Victoria’s father, Buck, took advantage of his daughters’ gifts and put them to work as clairvoyants and magnetic healers (another gift passed down from Annie) when they were young teenagers. He worked them for 13 hours a day, charging $1 per person.
It is said Victoria followed the advice of the spirits as she moved around the country with her first husband and children, letting them direct where they went. Later on, Demosthenes directed her to St. Louis, where she met her second husband Col. James Blood (who happened to be President of the St. Louis Society of Spiritualists) and they were”betrothed by the powers of the air.” Demosthenes later directed her to New York, where she, Tennie and their family would find success in the stock market and in politics.
I haven’t been able to find a solid account of how exactly Victoria contacted the spirits (I chose the most common methods, seance and trance, for my novel). But we know she continued practicing throughout her career and likely throughout her life. She said that the spirits directed her speeches (they were the ones who inspired her to reveal what she knew about Henry Ward Beecher and his affair with Lib Tilton).
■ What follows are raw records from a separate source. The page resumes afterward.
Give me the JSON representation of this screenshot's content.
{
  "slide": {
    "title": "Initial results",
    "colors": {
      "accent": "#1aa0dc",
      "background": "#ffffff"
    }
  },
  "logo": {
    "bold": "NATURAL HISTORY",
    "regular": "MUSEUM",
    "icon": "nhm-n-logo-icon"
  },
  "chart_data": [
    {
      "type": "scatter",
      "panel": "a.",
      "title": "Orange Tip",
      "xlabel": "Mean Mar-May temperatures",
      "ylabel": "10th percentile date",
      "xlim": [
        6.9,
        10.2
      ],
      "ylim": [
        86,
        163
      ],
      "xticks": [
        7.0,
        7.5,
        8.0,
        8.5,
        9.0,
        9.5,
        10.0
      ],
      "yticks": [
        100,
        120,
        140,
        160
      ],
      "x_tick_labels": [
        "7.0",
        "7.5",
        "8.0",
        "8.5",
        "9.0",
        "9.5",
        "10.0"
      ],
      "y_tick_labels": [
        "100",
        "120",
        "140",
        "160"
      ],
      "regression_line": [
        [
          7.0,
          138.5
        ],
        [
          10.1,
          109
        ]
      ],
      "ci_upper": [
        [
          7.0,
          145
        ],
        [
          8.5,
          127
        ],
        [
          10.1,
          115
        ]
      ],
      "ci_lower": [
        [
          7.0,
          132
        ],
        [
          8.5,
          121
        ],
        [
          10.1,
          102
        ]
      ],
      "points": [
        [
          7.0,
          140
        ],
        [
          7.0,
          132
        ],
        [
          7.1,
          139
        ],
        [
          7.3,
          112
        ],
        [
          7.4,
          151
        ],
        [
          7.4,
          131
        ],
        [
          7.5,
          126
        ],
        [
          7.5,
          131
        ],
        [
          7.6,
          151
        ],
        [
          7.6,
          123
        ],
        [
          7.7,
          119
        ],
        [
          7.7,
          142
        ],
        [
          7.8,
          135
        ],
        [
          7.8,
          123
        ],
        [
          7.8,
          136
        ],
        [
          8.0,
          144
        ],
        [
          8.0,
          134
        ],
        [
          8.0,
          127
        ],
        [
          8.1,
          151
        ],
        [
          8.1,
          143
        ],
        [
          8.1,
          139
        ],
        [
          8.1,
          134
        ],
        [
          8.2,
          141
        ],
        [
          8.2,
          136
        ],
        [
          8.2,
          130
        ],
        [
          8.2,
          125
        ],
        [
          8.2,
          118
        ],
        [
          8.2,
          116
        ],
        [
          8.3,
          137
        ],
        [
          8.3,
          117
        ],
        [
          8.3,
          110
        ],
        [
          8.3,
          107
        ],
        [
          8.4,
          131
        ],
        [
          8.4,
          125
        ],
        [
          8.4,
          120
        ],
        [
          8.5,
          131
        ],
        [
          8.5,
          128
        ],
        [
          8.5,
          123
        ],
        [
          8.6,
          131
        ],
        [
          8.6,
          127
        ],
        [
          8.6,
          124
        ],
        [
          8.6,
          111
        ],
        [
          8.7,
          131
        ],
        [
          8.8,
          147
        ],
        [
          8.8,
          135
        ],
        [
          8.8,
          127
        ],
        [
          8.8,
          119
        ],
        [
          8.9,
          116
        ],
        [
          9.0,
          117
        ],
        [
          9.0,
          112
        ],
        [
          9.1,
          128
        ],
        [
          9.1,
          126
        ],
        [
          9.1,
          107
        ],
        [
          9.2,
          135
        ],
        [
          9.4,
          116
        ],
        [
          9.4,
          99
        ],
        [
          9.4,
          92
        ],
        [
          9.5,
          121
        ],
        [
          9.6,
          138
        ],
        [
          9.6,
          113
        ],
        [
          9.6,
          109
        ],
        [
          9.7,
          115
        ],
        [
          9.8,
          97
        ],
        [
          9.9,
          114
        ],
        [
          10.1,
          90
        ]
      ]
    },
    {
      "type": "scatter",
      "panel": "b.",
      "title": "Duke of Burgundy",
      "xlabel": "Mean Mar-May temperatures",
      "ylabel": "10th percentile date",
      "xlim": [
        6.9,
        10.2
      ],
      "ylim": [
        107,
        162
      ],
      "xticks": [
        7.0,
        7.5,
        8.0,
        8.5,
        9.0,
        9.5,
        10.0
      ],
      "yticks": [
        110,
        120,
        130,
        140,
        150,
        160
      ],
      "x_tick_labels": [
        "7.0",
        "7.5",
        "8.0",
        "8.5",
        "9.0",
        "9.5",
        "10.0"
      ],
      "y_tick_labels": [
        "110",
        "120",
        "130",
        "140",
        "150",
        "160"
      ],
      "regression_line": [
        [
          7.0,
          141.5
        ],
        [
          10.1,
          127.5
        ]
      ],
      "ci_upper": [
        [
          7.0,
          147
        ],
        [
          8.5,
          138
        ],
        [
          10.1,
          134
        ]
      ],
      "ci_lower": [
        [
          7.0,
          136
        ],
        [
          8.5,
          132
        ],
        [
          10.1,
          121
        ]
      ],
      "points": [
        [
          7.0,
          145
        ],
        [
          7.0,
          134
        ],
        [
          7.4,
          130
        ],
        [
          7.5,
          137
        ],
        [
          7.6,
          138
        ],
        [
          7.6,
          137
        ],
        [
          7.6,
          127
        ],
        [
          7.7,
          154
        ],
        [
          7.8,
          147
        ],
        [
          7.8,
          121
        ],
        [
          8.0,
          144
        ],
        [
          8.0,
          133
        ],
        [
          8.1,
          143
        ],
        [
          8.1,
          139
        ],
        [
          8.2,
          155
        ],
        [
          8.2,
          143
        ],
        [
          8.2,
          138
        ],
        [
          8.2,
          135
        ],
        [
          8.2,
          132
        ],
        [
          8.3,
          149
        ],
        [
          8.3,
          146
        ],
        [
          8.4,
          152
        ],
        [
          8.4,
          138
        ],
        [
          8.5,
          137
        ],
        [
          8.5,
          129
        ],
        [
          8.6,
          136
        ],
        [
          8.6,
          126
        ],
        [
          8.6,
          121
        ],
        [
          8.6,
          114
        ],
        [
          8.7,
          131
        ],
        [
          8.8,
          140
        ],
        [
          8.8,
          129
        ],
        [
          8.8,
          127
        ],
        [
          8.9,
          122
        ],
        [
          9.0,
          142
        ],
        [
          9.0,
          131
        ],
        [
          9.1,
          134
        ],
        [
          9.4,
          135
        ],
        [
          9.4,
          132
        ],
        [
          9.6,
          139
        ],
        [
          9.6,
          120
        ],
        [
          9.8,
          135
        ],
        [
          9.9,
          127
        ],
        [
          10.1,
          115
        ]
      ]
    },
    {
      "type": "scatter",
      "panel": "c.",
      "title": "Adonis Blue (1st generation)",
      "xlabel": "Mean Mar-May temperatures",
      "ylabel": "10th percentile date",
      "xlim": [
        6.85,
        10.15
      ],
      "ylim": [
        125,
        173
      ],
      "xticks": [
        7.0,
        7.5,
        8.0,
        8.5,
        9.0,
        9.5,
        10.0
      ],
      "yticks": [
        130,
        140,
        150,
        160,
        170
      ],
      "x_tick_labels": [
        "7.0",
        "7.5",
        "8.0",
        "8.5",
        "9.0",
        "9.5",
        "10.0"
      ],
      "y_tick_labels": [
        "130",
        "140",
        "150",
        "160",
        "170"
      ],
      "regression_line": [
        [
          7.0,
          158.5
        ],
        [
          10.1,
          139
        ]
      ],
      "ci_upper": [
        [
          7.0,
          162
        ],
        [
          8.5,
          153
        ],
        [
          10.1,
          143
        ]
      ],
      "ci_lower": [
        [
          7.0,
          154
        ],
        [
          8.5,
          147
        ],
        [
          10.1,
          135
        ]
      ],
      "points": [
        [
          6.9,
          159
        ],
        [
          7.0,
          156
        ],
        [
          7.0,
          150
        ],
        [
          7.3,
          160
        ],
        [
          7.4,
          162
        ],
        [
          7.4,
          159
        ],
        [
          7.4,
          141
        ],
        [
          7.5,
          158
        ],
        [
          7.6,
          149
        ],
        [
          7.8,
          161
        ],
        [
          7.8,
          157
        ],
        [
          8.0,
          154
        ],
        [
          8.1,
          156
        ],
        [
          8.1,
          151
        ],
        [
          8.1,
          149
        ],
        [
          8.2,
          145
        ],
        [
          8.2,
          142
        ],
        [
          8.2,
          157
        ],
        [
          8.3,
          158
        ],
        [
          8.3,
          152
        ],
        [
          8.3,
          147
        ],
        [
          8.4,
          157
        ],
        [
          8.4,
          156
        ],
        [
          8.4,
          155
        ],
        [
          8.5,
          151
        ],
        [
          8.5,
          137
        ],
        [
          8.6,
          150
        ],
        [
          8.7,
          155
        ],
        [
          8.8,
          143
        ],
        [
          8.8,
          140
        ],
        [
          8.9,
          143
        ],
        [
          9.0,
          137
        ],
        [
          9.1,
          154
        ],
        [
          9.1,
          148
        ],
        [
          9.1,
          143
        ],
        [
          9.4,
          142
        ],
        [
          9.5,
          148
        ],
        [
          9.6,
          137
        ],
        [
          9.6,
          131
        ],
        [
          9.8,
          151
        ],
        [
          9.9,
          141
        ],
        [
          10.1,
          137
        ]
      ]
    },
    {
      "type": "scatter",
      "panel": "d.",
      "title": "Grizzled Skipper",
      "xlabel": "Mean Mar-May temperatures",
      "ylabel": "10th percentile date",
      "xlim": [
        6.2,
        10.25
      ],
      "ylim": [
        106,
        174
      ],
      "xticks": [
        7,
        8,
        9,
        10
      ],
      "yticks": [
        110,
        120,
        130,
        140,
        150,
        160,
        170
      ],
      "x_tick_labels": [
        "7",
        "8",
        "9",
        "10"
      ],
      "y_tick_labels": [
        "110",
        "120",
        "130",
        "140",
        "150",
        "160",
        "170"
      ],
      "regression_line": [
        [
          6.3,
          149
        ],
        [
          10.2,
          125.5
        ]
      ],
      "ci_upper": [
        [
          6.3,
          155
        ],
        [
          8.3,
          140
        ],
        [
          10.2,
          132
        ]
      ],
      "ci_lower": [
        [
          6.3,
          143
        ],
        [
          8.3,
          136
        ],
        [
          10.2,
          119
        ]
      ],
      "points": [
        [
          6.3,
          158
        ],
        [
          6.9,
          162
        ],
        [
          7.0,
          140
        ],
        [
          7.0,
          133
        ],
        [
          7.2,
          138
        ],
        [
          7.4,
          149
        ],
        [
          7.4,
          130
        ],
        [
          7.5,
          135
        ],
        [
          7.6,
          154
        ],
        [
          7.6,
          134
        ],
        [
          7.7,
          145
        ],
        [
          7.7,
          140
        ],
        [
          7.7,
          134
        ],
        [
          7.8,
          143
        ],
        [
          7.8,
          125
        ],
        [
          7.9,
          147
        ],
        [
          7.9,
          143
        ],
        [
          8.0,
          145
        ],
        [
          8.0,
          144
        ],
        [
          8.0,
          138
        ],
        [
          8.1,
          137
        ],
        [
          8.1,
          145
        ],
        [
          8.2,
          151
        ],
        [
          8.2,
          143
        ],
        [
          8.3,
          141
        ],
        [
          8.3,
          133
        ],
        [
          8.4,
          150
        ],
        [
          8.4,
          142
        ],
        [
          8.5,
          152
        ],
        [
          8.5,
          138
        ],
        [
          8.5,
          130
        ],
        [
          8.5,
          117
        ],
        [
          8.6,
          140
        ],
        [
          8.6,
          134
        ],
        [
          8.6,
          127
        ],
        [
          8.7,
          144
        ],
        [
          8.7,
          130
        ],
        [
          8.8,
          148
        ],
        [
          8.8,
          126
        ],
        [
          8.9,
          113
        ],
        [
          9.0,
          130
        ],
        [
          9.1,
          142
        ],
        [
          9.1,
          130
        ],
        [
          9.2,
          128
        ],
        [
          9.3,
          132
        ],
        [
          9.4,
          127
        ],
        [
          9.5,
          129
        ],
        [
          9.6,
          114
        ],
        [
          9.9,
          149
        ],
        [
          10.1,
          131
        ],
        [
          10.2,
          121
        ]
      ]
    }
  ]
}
Cornelius Vanderbilt employed Victoria as a medium. When asked how he became so rich in the stock market, reportedly said, “do as I do, consult the spirits.” (It’s much more likely Victoria got her stock tips through human connections than from the spirit world.) According to Tilton, “every night, around 11 p.m. or midnight, two or three times a week, [Victoria and James] held court with the spirits. When she entered into a trance, her husband dictated what she said and saw. When she woke, she often had no memory of what transpired.” Victoria was so prominent in the Spiritualist community that she served as President of the American Association of Spiritualists.
If you want to read a great book on Spiritualism during Victoria’s lifetime, check out Barbara Goldsmith’s Other Powers, The Age of Suffrage, Spiritualism, and the Scandalous Victoria Woodhull. It’s a long book, but the most in-depth on the subject I’ve found.
Most biographies of Victoria mention her Spiritualism. I also recommend the following articles:
Spiritualism in Encyclopedia Britannica http://www.britannica.com/topic/spiritualism-religion
Hix, Lisa. “Ghosts in the Machines: The Devices and Daring Mediums That Spoke for the Dead.” Collector’s Weekly. http://www.collectorsweekly.com/articles/ghosts-in-the-machines-the-devices-and-defiant-mediums-that-spoke-for-the-spirits/
“The annual convention of the American Association of Spiritualists in Boston, Massachusetts, 1872.” The Banner of Light, The Boston Investigator, The New-York Times, The Brooklyn Eagle. http://spirithistory.iapsop.com/1872_american_association_of_spiritualists.html
What had you heard about Spiritualism before this post? Did you know Victoria practiced? What do more would you like to know about it?